Summary:
Kansas Governor Sam Brownback has announced $44.5 million in education cuts to the 2014-2015 academic budget to take effect on March 7.
Analysis:
On February 5, after weeks of speculation, Governor Brownback used executive authority to order cuts to public K-12 and higher education funding, 1.5% and 2% respectively, in order to keep the state solvent for the remainder of the fiscal year. School districts and Kansas Board of Regents universities are expected to balance budgets from their own reserve funds.
Despite Brownback’s claims of increasing state education funding, he has simply partially restored funding lost to previous cuts. Spending in 2014 was down on average $548 per pupil from 2008, when it was at its highest under then-Governor Kathleen Sebelius. When adjusted for inflation, that amounts to a loss of $500 million in state funding in just over five years. A 2014 Kansas Supreme Court ruling found that budget cuts were harming students and underfunding some districts, and ordered $129 million added to the 2014-2015 education budget.

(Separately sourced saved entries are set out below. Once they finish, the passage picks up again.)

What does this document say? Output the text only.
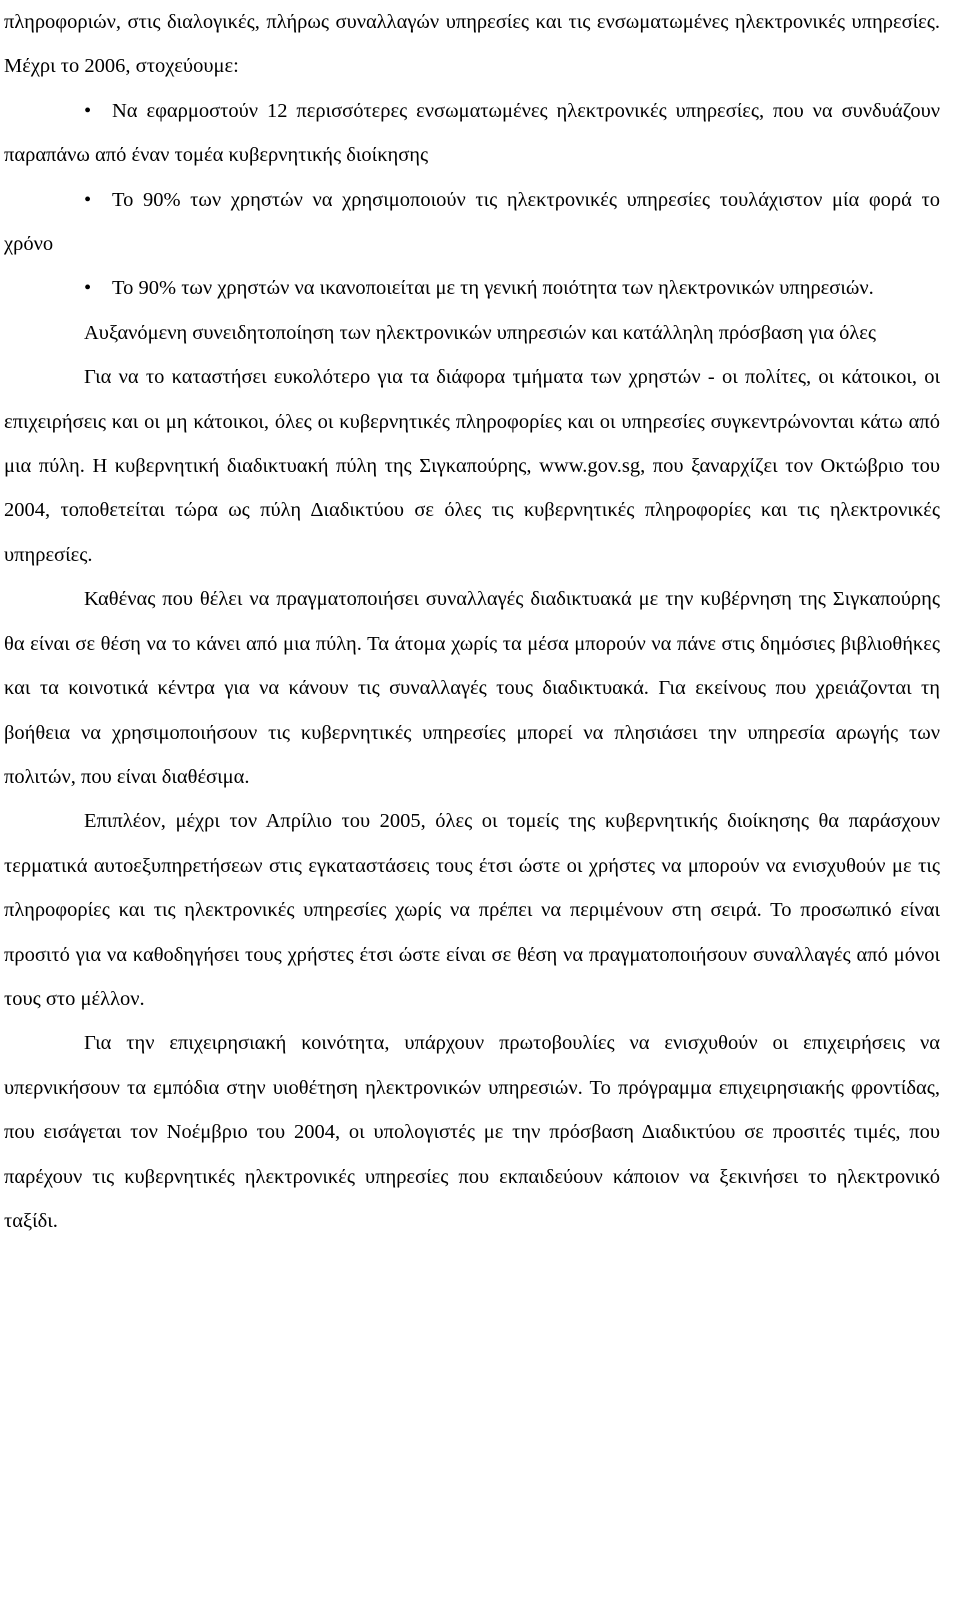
πληροφοριών, στις διαλογικές, πλήρως συναλλαγών υπηρεσίες και τις ενσωματωμένες ηλεκτρονικές υπηρεσίες. Μέχρι το 2006, στοχεύουμε:

• Να εφαρμοστούν 12 περισσότερες ενσωματωμένες ηλεκτρονικές υπηρεσίες, που να συνδυάζουν παραπάνω από έναν τομέα κυβερνητικής διοίκησης

• Το 90% των χρηστών να χρησιμοποιούν τις ηλεκτρονικές υπηρεσίες τουλάχιστον μία φορά το χρόνο

• Το 90% των χρηστών να ικανοποιείται με τη γενική ποιότητα των ηλεκτρονικών υπηρεσιών.

Αυξανόμενη συνειδητοποίηση των ηλεκτρονικών υπηρεσιών και κατάλληλη πρόσβαση για όλες

Για να το καταστήσει ευκολότερο για τα διάφορα τμήματα των χρηστών - οι πολίτες, οι κάτοικοι, οι επιχειρήσεις και οι μη κάτοικοι, όλες οι κυβερνητικές πληροφορίες και οι υπηρεσίες συγκεντρώνονται κάτω από μια πύλη. Η κυβερνητική διαδικτυακή πύλη της Σιγκαπούρης, www.gov.sg, που ξαναρχίζει τον Οκτώβριο του 2004, τοποθετείται τώρα ως πύλη Διαδικτύου σε όλες τις κυβερνητικές πληροφορίες και τις ηλεκτρονικές υπηρεσίες.

Καθένας που θέλει να πραγματοποιήσει συναλλαγές διαδικτυακά με την κυβέρνηση της Σιγκαπούρης θα είναι σε θέση να το κάνει από μια πύλη. Τα άτομα χωρίς τα μέσα μπορούν να πάνε στις δημόσιες βιβλιοθήκες και τα κοινοτικά κέντρα για να κάνουν τις συναλλαγές τους διαδικτυακά. Για εκείνους που χρειάζονται τη βοήθεια να χρησιμοποιήσουν τις κυβερνητικές υπηρεσίες μπορεί να πλησιάσει την υπηρεσία αρωγής των πολιτών, που είναι διαθέσιμα.

Επιπλέον, μέχρι τον Απρίλιο του 2005, όλες οι τομείς της κυβερνητικής διοίκησης θα παράσχουν τερματικά αυτοεξυπηρετήσεων στις εγκαταστάσεις τους έτσι ώστε οι χρήστες να μπορούν να ενισχυθούν με τις πληροφορίες και τις ηλεκτρονικές υπηρεσίες χωρίς να πρέπει να περιμένουν στη σειρά. Το προσωπικό είναι προσιτό για να καθοδηγήσει τους χρήστες έτσι ώστε είναι σε θέση να πραγματοποιήσουν συναλλαγές από μόνοι τους στο μέλλον.

Για την επιχειρησιακή κοινότητα, υπάρχουν πρωτοβουλίες να ενισχυθούν οι επιχειρήσεις να υπερνικήσουν τα εμπόδια στην υιοθέτηση ηλεκτρονικών υπηρεσιών. Το πρόγραμμα επιχειρησιακής φροντίδας, που εισάγεται τον Νοέμβριο του 2004, οι υπολογιστές με την πρόσβαση Διαδικτύου σε προσιτές τιμές, που παρέχουν τις κυβερνητικές ηλεκτρονικές υπηρεσίες που εκπαιδεύουν κάποιον να ξεκινήσει το ηλεκτρονικό ταξίδι.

After eliminating Head Start funding from his first budget as governor — a move that he corrected after public outcry — the governor declined to support a grant proposal that aimed to expand and enhance preschools, citing state funding requirements even though the application explicitly stated there was no required cost sharing. Just last winter, Brownback visited kindergarten classrooms across the state to promote his push for free all-day kindergarten programs, but that plan was postponed, at best, in order to satisfy the court’s ruling for equitable school funding. Now districts are enticing experienced teachers with early retirement packages, thereby creating vacancies that could be filled by an inordinate number of less experienced — and less expensive — teachers.

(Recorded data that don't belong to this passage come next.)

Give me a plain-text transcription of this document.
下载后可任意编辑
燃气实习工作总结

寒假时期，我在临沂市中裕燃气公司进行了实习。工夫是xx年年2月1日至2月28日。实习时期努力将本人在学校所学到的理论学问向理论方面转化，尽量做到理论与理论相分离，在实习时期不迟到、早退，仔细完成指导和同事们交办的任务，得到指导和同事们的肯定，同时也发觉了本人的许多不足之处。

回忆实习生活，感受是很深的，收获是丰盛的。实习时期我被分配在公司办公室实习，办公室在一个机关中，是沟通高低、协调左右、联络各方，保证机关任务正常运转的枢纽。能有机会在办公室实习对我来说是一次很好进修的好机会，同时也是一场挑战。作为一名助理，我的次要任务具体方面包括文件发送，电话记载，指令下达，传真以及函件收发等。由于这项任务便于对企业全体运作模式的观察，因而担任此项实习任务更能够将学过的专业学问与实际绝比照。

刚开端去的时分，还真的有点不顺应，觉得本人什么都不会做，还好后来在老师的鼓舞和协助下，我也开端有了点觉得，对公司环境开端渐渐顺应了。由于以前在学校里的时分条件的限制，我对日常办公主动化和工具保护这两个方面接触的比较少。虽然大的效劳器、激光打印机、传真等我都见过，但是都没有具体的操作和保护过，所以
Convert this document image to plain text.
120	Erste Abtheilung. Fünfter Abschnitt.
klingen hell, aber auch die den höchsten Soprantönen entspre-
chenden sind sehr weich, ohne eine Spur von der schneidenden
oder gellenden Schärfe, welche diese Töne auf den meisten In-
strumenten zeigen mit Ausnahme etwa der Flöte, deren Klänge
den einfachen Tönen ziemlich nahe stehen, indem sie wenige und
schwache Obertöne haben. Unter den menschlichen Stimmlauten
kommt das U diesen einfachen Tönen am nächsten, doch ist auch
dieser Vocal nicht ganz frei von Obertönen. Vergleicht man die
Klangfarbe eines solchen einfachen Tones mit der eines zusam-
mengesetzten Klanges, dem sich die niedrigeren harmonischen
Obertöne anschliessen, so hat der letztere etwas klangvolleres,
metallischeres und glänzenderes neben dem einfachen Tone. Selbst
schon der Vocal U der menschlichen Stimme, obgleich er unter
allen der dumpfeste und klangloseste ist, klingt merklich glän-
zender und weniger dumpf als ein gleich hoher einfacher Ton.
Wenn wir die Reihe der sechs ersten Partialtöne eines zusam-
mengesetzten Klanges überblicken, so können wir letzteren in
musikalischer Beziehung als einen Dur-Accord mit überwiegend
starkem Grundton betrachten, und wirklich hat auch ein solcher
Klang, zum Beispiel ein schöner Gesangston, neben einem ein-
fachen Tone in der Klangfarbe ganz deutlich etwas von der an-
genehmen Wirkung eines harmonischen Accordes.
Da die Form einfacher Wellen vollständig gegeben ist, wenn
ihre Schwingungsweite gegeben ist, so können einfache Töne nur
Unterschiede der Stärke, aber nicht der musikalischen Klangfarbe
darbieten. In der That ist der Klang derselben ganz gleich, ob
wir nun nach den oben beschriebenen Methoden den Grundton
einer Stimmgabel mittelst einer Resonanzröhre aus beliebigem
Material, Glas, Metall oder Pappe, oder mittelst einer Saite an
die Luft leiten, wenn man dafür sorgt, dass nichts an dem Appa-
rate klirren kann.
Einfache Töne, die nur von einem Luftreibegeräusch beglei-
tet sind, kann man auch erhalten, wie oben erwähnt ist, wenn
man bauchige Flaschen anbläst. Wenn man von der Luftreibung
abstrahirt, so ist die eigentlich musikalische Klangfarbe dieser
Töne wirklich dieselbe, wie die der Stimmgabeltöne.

Kansas students and teachers are currently suffering the consequences of income and sales tax cuts, but the true impacts will be felt for years to come. Research shows that children who participate in early childhood programs such as prekindergarten and Head Start enter school with fewer socioeconomic-related learning gaps and more prepared for success in school. Additionally, full-day kindergarten programs continue to close income-related learning gaps, lead to higher reading scores and literacy rates in early grades, and improve students’ long-term achievement. Students’ continued literacy development is largely contingent upon teachers’ knowledge and use of literacy strategies, much of which is passed from teachers with more years of experience to those who are newer to the profession, especially in the upper grades.
Cuts to education funding have undermined the governor’s declaration that improving literacy and graduation rates were among his top priorities. An anticipated $400 million to $600 million budget shortfall in the 2015 fiscal year has the state’s public school districts and regents universities bracing for yet another round of education cuts.